Мама засмеялась, но потом добавила серьезно:
— А еще ты полностью мне доверял. Во всем. Мне прежде никогда никто полностью не доверял. И вот, мой первенец, и я держу его на руках, и он так любит меня, и я для него самый главный человек на свете. Я никогда еще не была ни для кого самым главным человеком на свете.
Если вдуматься, бедная наша мама, да? Я молчал. Просто не знал, что сказать, и боролся с тошнотой, снова подкатившей к горлу. Что за жалкое я существо, думалось мне, что за мерзкий зверь?
И зачем только наша мать родила такую пагубу?
— А потом ты спрашивал меня, почему небо синее, что делается с вещами, когда ты их не видишь, откуда берутся звезды, спрашивал и верил каждому моему слову. А я так много не знала. Но ты так нуждался во мне.
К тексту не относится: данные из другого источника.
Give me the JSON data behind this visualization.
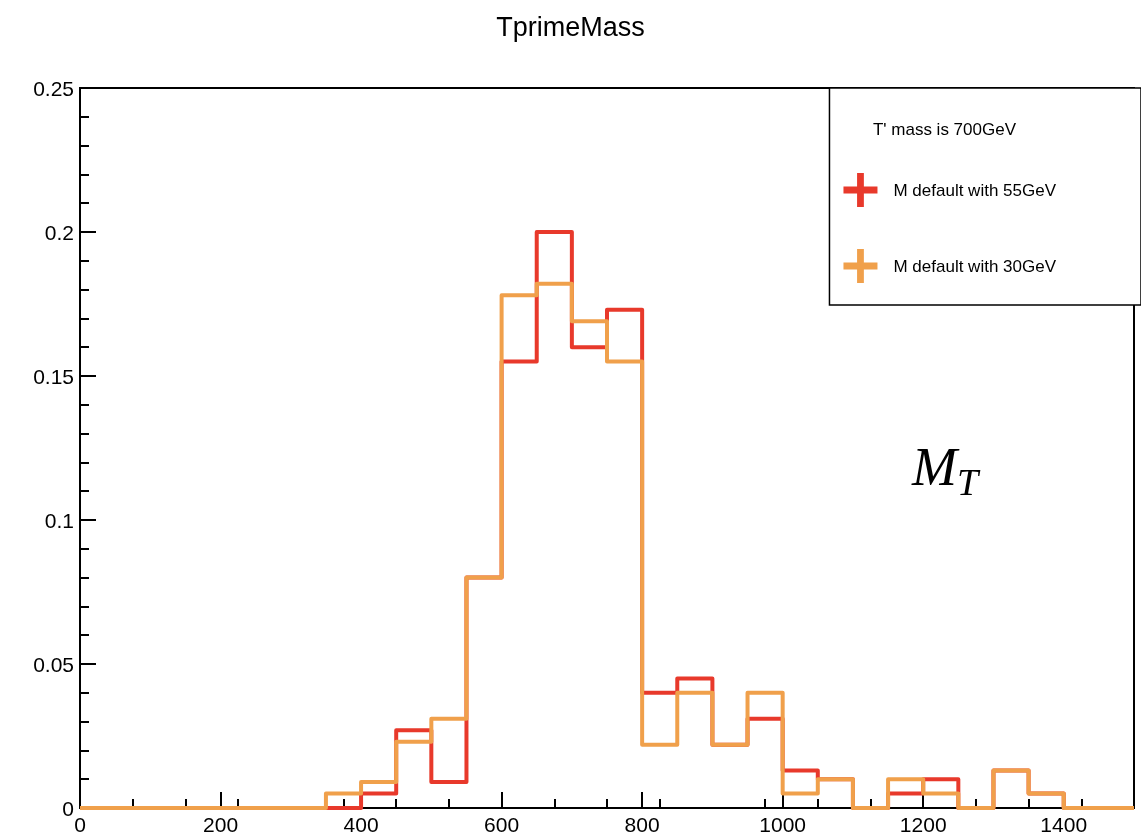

Я вдруг услышал не то шум моря, не то ток крови в собственной голове. И подумал: хорошо бы умереть вот так, когда из окна струится такой свет, и когда мама рядом. Это была детская мысль, несерьезная, но вот она случилась.
Мама сказала:
— А теперь ты такой взрослый. Во всем, но не в самом главном.
Она посмотрела на меня и сказала:
— Ты мне все еще веришь, Марк?
— Да, — ответил я. — Я люблю тебя, и я тебе верю.
— Будь добрым к другим, пожалуйста. А если и не добрым, то хотя бы не будь жесток.
Я сел на пол, и мама погладила меня по голове. Я взглянул в зеркало, что было рядом, и вдруг увидел первые седые волосы в своих кудрях. Я не замечал их прежде.
Мне сорок три, подумал я, не три, сорок три.
Ну да ладно, все остальное я буду писать уже завтра. Вот так мы поговорили, а ты об этом никогда не узнал. Будь все нормально, я бы непременно тебе рассказал.
Наша мать — очень хорошая женщина. Она беспомощна и беззуба в этом ужасном мире, но как же она нежна и добра. И почему у нее народилось столько беспокойных Антониев, можешь мне сказать?
Твой брат, и более никак на этот раз не подпишусь, ведь зачем? Это письмо не попадет в чужие руки, не попадет оно и к тому, кому оно адресовано.
После написанного: нет, ну напомни мне, зачем произвела она на свет такую пагубу?